Pope’s case has been opposite to that of Crawley and Root. Immaculate with his Ian Bell-like drives, he has averaged a high 71.5 on the front foot against right-arm pacers. However, this average has dipped to 21 on the back foot.
Moreover, in the ongoing season, Pope has tried a new stance to assist his leg-side play. Taking a guard outside the off stump results in his leg stump being visible to the bowler and makes him an LBW candidate.
He has also averaged 15.5 against spin in England since 2019. This will have both Ravindra Jadeja and Ashwin vying for his wicket.
At home since 2019, Buttler has averaged the second-most among England’s expected top-six versus India. However, Crawley’s innings against Pakistan skews his numbers big time. Hence, one can say that Buttler has been the most consistent among them.
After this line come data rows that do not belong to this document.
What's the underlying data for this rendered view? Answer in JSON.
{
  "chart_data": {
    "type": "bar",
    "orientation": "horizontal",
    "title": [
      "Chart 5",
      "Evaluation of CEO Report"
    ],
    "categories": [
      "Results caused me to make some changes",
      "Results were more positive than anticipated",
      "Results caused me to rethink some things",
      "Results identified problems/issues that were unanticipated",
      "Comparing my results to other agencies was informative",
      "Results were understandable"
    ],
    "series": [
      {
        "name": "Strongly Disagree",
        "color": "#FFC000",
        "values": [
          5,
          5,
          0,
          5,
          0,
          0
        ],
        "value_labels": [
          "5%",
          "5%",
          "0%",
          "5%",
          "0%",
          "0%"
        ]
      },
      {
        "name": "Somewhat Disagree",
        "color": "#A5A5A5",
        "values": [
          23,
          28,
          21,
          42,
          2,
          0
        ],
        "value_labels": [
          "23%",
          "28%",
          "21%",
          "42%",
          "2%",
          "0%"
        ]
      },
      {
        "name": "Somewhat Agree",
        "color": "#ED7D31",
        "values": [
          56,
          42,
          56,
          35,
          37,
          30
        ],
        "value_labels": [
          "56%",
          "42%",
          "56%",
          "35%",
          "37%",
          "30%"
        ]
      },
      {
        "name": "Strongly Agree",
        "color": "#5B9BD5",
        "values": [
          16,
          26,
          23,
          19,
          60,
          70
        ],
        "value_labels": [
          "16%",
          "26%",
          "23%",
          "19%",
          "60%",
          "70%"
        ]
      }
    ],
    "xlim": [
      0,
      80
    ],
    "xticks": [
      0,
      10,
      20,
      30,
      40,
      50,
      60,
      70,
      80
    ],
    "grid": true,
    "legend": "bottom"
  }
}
But, an average of 36.8 from their most consistent batter is not inspiring.
14 out of the last 17 dismissals for Buttler in home Tests have been against right-arm pacers. Six of these have been bowled. As per the ball tracking data available, Buttler has averaged only 15.9 on the balls coming into him. This makes him vulnerable against all Indian pacers as it is their natural line of attack. In fact, all three – Jasprit Bumrah, Ishant Sharma and Mohammed Shami – dismissed him twice each in the 2018 series.
Coming to the thorn in India’s flesh from the 2018 series, Curran has not been a regular member of England’s Test side. However, the absence of Stokes might result in him playing most if not all of the five Tests.
In 13 innings in home Tests since his debut, Curran has averaged 33 which is impressive given his batting position. This average is above 31 against both right-arm pace and off-spin. Hence there is no pattern that India can target at the outset.
If at all, he has averaged 44.7 when the right-arm pacers have bowled around the wicket to him whereas this average has reduced to 24.5 from over the wicket. While England might have a fragile batting line-up, India’s ability to deal with Curran might be all that will matter.